Real Solutions, Not False Promises:

A Joint Call to Action for Rejecting Market-Based Approaches and Advancing a Gender Just and Rights-Based Approach to Biodiversity Protection at CBD COP 16


This statement is open for endorsements. To endorse the statement please send an email to GFC@globalforestcoalition.org stating the name of your organisation and your willingness to endorse.

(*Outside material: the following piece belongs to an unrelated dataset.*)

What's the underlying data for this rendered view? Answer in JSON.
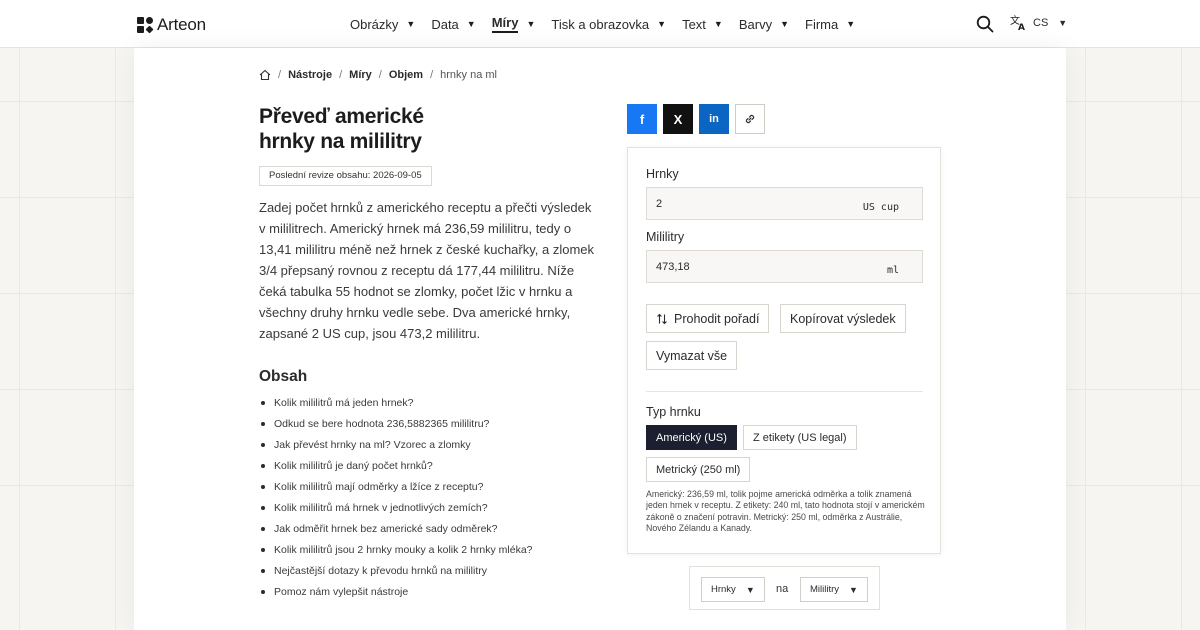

As we approach the 16th Conference of Parties (COP 16) of the United Nations Convention on Biological Diversity (CBD) in Cali, Colombia, we, the undersigned, stand in solidarity with civil society, Indigenous Peoples, Local Communities, Afro-descendants, peasant farmers, women, and youth movements to urgently call for a strict and binding target to halt deforestation and biodiversity loss

The global biodiversity crisis demands immediate action that:

  • respects rights through ecosystem and biocultural approaches,
  • prioritizes the inherent and collective rights of Indigenous Peoples, promotes gender-just solutions, 
  • recognizes the rights of ecosystems and human dignity,
  • and elevates traditional knowledge and the leadership of local communities in all their diversities—over corporate and market-driven approaches.

Context and Rationale  

At the heart of our call is the recognition that false solutions, driven by the financialisation and commodification of nature, will only deepen the environmental crisis, climate crime, and human rights and social crises. We firmly believe that real solutions come from the ground through the practices of Indigenous Peoples, Local Communities, Afro-descendants, women, youth, peasant farmers, and other affected groups who have long demonstrated their affinity to protect nature.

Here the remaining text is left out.